How long can an offering stay open under the Ontario Securities Commission’s crowdfunding proposal? Firstly, the issuer’s documentation must indicate how long the offer is open. In any case, it may not exceed 90 days, which is the current rule for a prospectus. If the offering does not meet its target financing, the offering must be withdrawn. The thinking behind this provision is that information can become stale and put the potential investor at a disadvantage because s/he does not have “full disclosure” of the proposed investment.

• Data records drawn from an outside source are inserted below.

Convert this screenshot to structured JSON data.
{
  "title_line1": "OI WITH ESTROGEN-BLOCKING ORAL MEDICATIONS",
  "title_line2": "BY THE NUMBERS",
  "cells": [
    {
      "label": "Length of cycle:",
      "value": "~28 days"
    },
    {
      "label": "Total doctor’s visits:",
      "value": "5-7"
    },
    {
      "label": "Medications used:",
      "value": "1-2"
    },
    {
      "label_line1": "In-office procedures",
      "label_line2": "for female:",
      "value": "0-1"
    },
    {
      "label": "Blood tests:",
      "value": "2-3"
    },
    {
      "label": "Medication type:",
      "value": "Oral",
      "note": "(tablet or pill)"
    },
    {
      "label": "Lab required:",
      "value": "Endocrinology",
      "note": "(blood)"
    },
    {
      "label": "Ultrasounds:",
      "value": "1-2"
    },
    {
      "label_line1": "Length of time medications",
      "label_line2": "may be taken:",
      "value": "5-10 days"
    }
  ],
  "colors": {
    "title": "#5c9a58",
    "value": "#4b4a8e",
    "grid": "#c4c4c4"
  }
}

There would be no restriction on re-issuing an offering immediately after the previous offering was withdrawn, provided it meets all of the OSC requirements at the time of re-issue.
The National Crowdfunding Association of Canada (NCAC) notes that markets are not predictable and implies that while 90 days might be adequate in some circumstance, it may not be adequate in another. In order to adhere to the “full disclosure” principle, the NCAC proposes that some sort of extension of the original 90 days ought to be devised, provided any information that has changed is updated. Furthermore, the NCAC proposes that issuers of previous offerings, whether successful or otherwise, should provide this information on subsequent issues. The NCAC notes this requirement would be similar to the present requirement for prospectus disclosure.
If the purpose of the 90 day rule is “freshness” of information, certainly this could be dealt with by supplemental information or a declaration that all information in the “old” offering remains relevant. This would make it less onerous on the issuer in terms of time and cost and protect the investor. Seems a no –brainer. Let’s see how it shakes out with the OSC.